What I needed was to be heard and maybe understood a little bit better.
To speak my peace.
To say, “You destroyed a family that loved you.”
Without expecting anything much in return.
I needed an opportunity to regain my dignity which I, maybe not lost, but definitely compromised in my unhinged moments.
And regain it I did.
The sadness that I am feeling today is deep. I am exhausted. And yet, I understand that this is part of the process and that I will eventually feel some relief.
And I don’t have to beat myself up for one more mismanaged moment.
So did I get the elusive “closure”?
I don’t know.
But I think I can probably go to the coffee shop now without fear, without ending up on the floor of the kitchen having a full-blown anxiety attack.
And that’s worth a whole awful lot these days.

one of life’s greatest questions

I went to Walmart the other day; a day that had begun with snow and cold, but by the time I got off work and headed west, the sun was out.

I pulled into the parking lot and as I stepped out of the truck I caught a glimpse of what I might look like to the people of Walmart…

or just look like the people of Walmart.

I have this coat that is a magnificent, $4, ankle-length, fake fur number that looks like I’m wearing a buffalo. This was paired with lime green, knee-high rain boots, and, a purple crocheted beanie adorned with appliqué flowers.

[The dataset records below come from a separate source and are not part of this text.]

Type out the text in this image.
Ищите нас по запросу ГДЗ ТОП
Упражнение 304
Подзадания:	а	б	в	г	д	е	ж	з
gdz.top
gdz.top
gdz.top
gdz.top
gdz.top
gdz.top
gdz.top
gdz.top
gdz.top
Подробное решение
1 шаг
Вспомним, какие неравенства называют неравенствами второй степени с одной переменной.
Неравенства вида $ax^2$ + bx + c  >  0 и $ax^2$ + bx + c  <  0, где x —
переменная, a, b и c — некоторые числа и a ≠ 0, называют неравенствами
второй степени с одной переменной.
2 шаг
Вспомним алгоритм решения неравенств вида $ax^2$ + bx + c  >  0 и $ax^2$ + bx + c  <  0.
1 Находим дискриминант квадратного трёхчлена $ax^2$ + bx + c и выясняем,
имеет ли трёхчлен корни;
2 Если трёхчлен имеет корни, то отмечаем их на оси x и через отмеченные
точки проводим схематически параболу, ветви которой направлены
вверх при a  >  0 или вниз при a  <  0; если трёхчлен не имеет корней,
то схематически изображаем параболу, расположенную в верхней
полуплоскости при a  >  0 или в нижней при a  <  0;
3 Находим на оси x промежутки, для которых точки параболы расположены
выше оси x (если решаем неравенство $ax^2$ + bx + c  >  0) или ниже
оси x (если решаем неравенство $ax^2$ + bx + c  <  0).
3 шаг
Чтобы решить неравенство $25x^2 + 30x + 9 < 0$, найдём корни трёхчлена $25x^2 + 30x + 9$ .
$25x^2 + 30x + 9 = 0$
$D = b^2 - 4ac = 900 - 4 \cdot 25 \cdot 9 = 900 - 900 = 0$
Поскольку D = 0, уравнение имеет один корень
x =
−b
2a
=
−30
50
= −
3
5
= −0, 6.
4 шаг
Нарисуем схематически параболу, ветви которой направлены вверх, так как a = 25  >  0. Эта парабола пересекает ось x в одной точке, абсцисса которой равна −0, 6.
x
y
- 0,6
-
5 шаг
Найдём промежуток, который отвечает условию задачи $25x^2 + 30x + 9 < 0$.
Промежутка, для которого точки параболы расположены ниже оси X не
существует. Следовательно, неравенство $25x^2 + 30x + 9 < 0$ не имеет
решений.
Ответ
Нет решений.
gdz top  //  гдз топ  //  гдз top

I paused, considered how I would feel if I saw someone I knew, shrugged that off, and proudly marched in to get a container for bringing wood into the house.

What I came up with is absolute genius: a turquoise plastic laundry hamper with wheels and a handle just like a roller suitcase.

And what better way to save bags and save the planet than to put all of my purchases into the laundry basket and wheel them on out to the truck.

Admittedly I felt a teensy twinge of self-consciousness (just enough to notice) and then I decided that I actually didn’t care and I though it quite funny instead.

Which then brings me to this important question…

Where exactly, is the line between “I don’t give a fuck,” and, “I’m batshit crazy?”